Happy 70th mam
This past weekend should have been a weekend of celebration. The weekend when my mam should have been celebrating her 70th birthday. Except she lost her long battle to breast cancer back in 2000 at the devastatingly young age of 54. I was robbed of my mam when I was 24 and my children and niece and nephew have never known their grandmother Jean. She’s always on my mind, but never more so than this week on what would have been a landmark birthday celebration, which happens to coincide with October’s Breast Cancer Awareness month.
I’m not going to focus on the pain and guilt of losing my mum today. I don’t think I could possibly put it any better than this post by Jane at Maflingo, who’s experience of losing her uncle was oh-so-unnervingly similar to mine 16 years ago when I lost my mum. Instead, I hope this post will raise some awareness of genetic breast cancer and encourage anyone with a family history of the disease to look into genetic testing.
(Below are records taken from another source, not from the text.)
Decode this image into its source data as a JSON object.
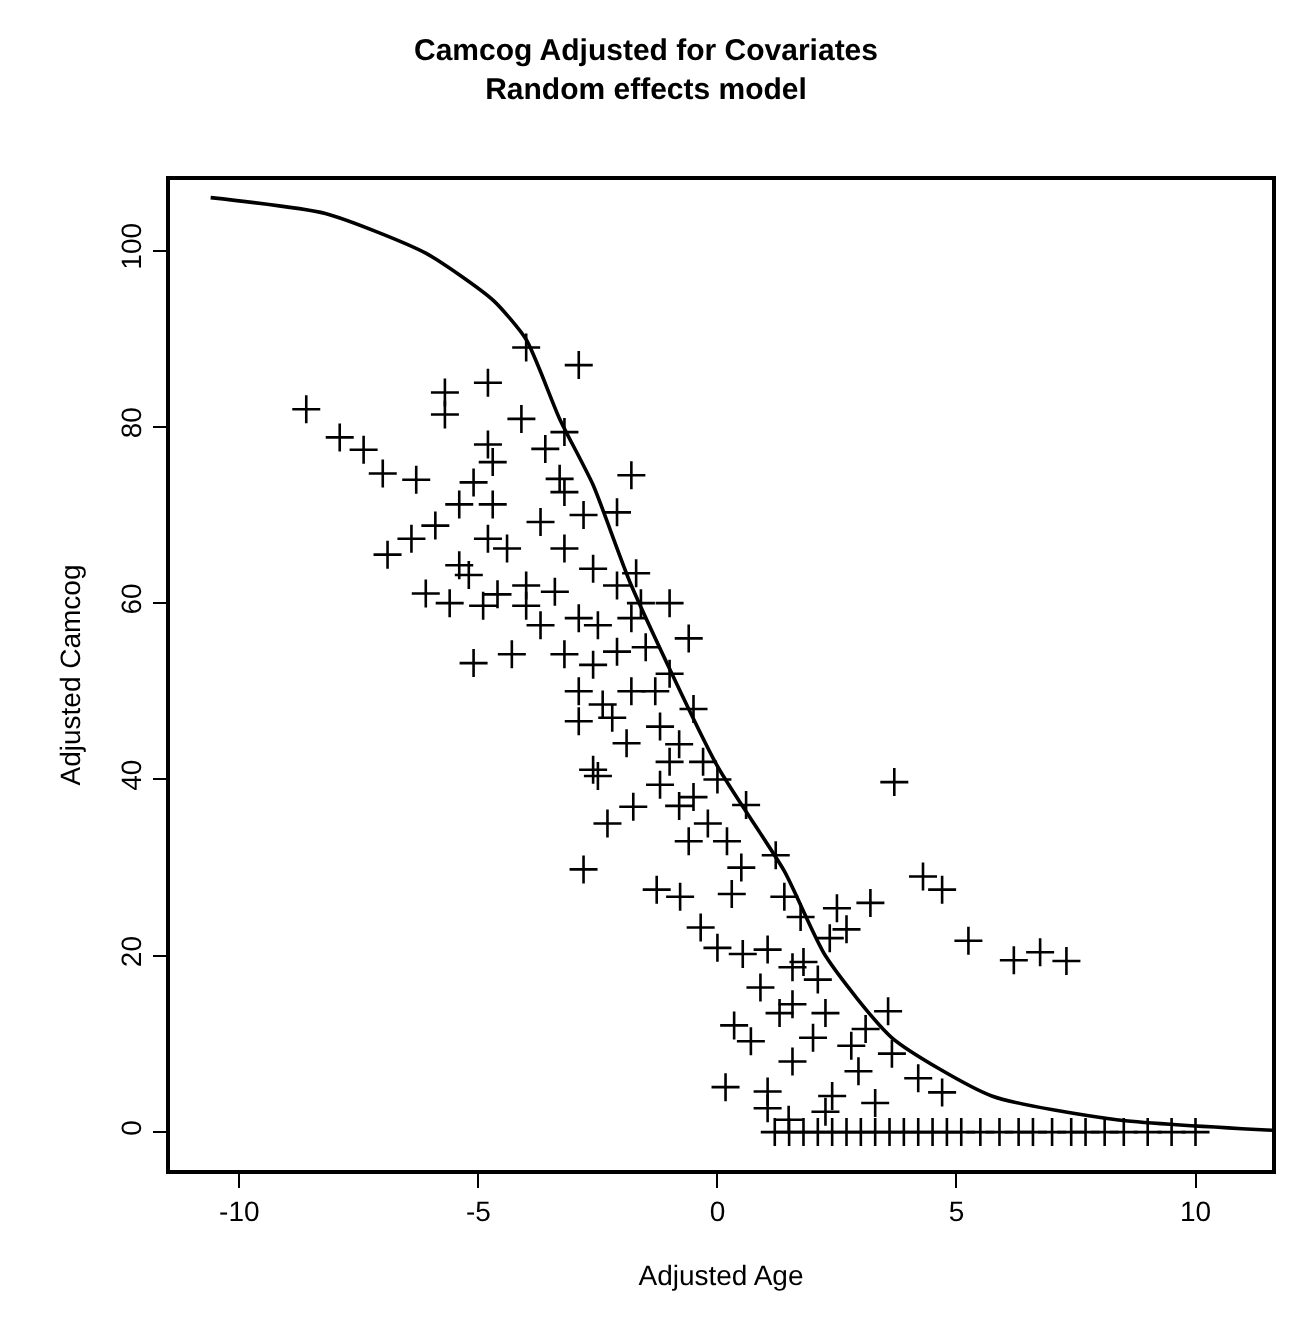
{
  "chart_data": {
    "type": "scatter",
    "title": "Camcog Adjusted for Covariates",
    "subtitle": "Random effects model",
    "xlabel": "Adjusted Age",
    "ylabel": "Adjusted Camcog",
    "xlim": [
      -11.45,
      11.6
    ],
    "xticks": [
      -10,
      -5,
      0,
      5,
      10
    ],
    "ylim": [
      -4.3,
      108
    ],
    "yticks": [
      0,
      20,
      40,
      60,
      80,
      100
    ],
    "grid": false,
    "series": [
      {
        "color": "#000000",
        "marker": "cross",
        "x": [
          -8.6,
          -7.9,
          -7.4,
          -7.0,
          -6.3,
          -6.9,
          -6.4,
          -5.9,
          -6.1,
          -5.6,
          -5.1,
          -5.7,
          -5.7,
          -4.8,
          -4.0,
          -2.9,
          -4.1,
          -4.8,
          -4.7,
          -5.4,
          -5.1,
          -4.7,
          -4.8,
          -5.4,
          -5.2,
          -4.4,
          -4.6,
          -4.9,
          -4.0,
          -4.0,
          -4.3,
          -3.6,
          -3.2,
          -3.3,
          -3.2,
          -3.7,
          -3.2,
          -2.8,
          -2.1,
          -1.8,
          -2.1,
          -2.6,
          -3.7,
          -3.4,
          -2.9,
          -2.5,
          -3.2,
          -2.6,
          -2.1,
          -1.8,
          -2.9,
          -2.4,
          -2.9,
          -1.8,
          -1.9,
          -2.6,
          -1.7,
          -2.8,
          -2.5,
          -2.3,
          -1.76,
          -1.2,
          -1.27,
          -0.78,
          -0.35,
          0,
          0.17,
          0.35,
          0.7,
          1.05,
          1.05,
          1.22,
          0.6,
          1.4,
          1.74,
          1.57,
          2.5,
          2.7,
          2.35,
          3.2,
          3.7,
          4.3,
          4.7,
          5.25,
          6.2,
          6.75,
          7.3,
          3.57,
          4.7,
          4.2,
          3.65,
          3.1,
          2.8,
          2.26,
          2.1,
          1.8,
          2.4,
          2.26,
          3.3,
          1.3,
          0.9,
          0.53,
          1.05,
          1.57,
          2.0,
          2.95,
          1.57,
          1.49,
          -1.5,
          -1.0,
          -0.5,
          -1.2,
          -0.8,
          -0.3,
          0,
          -0.5,
          -0.2,
          0.2,
          -1.0,
          -1.3,
          0.5,
          0.3,
          -0.6,
          -1.6,
          -1.0,
          -0.6,
          -2.2,
          -0.8,
          1.2,
          1.5,
          1.8,
          2.1,
          2.4,
          2.7,
          3.0,
          3.3,
          3.6,
          3.9,
          4.2,
          4.5,
          4.8,
          5.1,
          5.5,
          5.9,
          6.3,
          6.6,
          7.0,
          7.4,
          7.7,
          8.1,
          8.5,
          9.0,
          9.5,
          10.0
        ],
        "values": [
          82,
          78.8,
          77.4,
          74.7,
          74,
          65.5,
          67.3,
          68.8,
          61.1,
          60,
          53.2,
          83.9,
          81.4,
          85,
          89,
          87,
          80.9,
          78,
          76,
          71.2,
          73.7,
          71.2,
          67.3,
          64.3,
          63.2,
          66.2,
          61,
          59.7,
          62,
          59.7,
          54.2,
          77.5,
          79.4,
          74.1,
          72.6,
          69.2,
          66.2,
          70,
          70.3,
          74.5,
          62,
          63.9,
          57.5,
          61.3,
          58.3,
          57.5,
          54.2,
          53,
          54.5,
          58.3,
          50,
          48.5,
          46.6,
          50,
          44.1,
          41.1,
          63.4,
          29.8,
          40.4,
          35,
          36.9,
          39.4,
          27.5,
          26.7,
          23.2,
          20.9,
          5.1,
          12.1,
          10.3,
          2.7,
          4.6,
          31.4,
          37.1,
          26.7,
          24.4,
          18.7,
          25.4,
          23,
          22,
          26,
          39.7,
          29,
          27.5,
          21.7,
          19.5,
          20.4,
          19.4,
          13.7,
          4.5,
          6.1,
          8.9,
          11.7,
          9.8,
          13.5,
          17.3,
          19.3,
          4.1,
          2.3,
          3.3,
          13.5,
          16.4,
          20.2,
          20.7,
          14.5,
          10.7,
          6.9,
          8,
          1.4,
          55,
          52,
          48,
          46,
          44,
          42,
          40,
          38,
          35,
          33,
          42,
          50,
          30,
          27,
          33,
          60,
          60,
          56,
          47,
          37,
          0,
          0,
          0,
          0,
          0,
          0,
          0,
          0,
          0,
          0,
          0,
          0,
          0,
          0,
          0,
          0,
          0,
          0,
          0,
          0,
          0,
          0,
          0,
          0,
          0,
          0
        ]
      },
      {
        "type": "line",
        "color": "#000000",
        "marker": "none",
        "line_style": "solid",
        "x": [
          -10.6,
          -8.2,
          -6.1,
          -4.7,
          -4.0,
          -3.3,
          -2.6,
          -1.8,
          0,
          1.4,
          2.26,
          3.65,
          5.74,
          8.35,
          11.6
        ],
        "values": [
          106,
          104.2,
          99.7,
          94.4,
          89.9,
          80.9,
          73.4,
          62,
          41.5,
          29.6,
          20,
          10.7,
          4.1,
          1.4,
          0.2
        ]
      }
    ]
  }
}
The hereditary breast cancer link
My mam had an inkling there was a hereditary link in our family when she discovered she had breast cancer after losing both her sister and aunts to the disease. Always interested in science, she pushed for genetic testing, still quite new at the time, and they discovered she had a faulty BRCA2 gene (the ugly sister of BRCA1, which you may know Angelina Jolie has). Of course, it was too late for my mum to do anything about it, but it did mean she was able to help the geneticists isolate our family gene that may have been passed onto me, my brother (which increases his risk of prostate cancer) and our cousins (we all have a 50/50 chance of inheriting the fault gene).
When I was 35, after putting my head in the sand for a number of years, I decided the time was right to do the genetic test myself. I prepared myself for the worst through genetic counselling, but it was still a shock when the blood test came back positive. This meant I had a much greater risk (around 85% lifetime risk) of developing breast cancer compared to the average woman (you can find out more on this at Breast Cancer Research UK). Within a few weeks, I had a mammogram (which didn’t show up anything) and an MRI scan at St George’s hospital in Tooting. This latter scan, so important for younger women whose breast tissue is more dense, picked up a lump which led to a biopsy and the culprit being sent off for analysis. That was one long week, and I worried I’d put off the genetic testing too long and it was too late. But thankfully the results came back benign. However, having originally thought this knowledge meant I’d simply have annual observational screenings, conversations quickly turned to a risk-reducing mastectomy and the various options available to me. I was in denial at first. I’d seen what my mother looked like after her mastectomy and it brought back so many difficult memories I wanted to leave buried. But as weeks turned to months and we were thinking of starting a family, I knew I had to act, both for my mam and for my future children. My mother had given me the gift of knowledge. Knowledge that I could do something to improve my odds and the chance to live the full life that she and my aunt didn’t.
Moving on with my life
In November 2012, I had a risk-reducing double mastectomy with reconstruction, using a strattice (like an inner bra made from medical pig’s skin) and implants. Making that decision was probably the hardest one of my life. After all, maybe I’d be in the 15% of faulty gene carriers who’d go on to live a happy, cancer-free life. But I knew I’d spend every year for the rest of my life wondering if and when it would come after me. In fact, I remember sitting in the pre-theatre waiting room, reading ‘Feel the Fear and Do it Anyway’ (I bet that freaked a lot of fellow patients out!) and realising I was doing this because I had to move on with life. I still see my surgeon every year for check-ups, but my risk of breast cancer has now dropped to under 5%, which is lower than the general population (around 10%). Now that my family is complete, I also need to make the decision to remove my ovaries, and I’ll be meeting St George’s amazing team again to start those discussions later this year.
Make one person aware
If I can pass on anything via this post, it’s this. If you have multiple people in your family affected by breast and/or prostate cancer, ask your GP to refer you to a geneticist. Maybe it will rule you out of the high risk profile and maybe it won’t. Either way, knowledge is power. Whether you opt for annual screenings to keep things in check, or choose to go down the risk-reducing surgery route like me, that’s your personal choice. Most importantly, having the genetic test means you could save your entire family for generations to come. ‘Make one person aware’ is the key message behind the National Hereditary Breast Cancer Helpline, where you can find more information on hereditary breast cancer.
Here’s to my mam on her 70th birthday
Last week, my niece and nephew baked a cake in memory of the grandmother they never knew, which was totally unexpected and totally had me in tears (they just don’t know it). My mam was always one for a good party, so instead of focusing this post on how much I terribly miss her, I chose to celebrate during the #BloggersBeatingCancer virtual coffee morning last week with a slice of cake and a donation. If I can raise awareness of hereditary breast cancer and save one family from this awful disease, I know I’d have done my mam proud. Happy 70th birthday mam.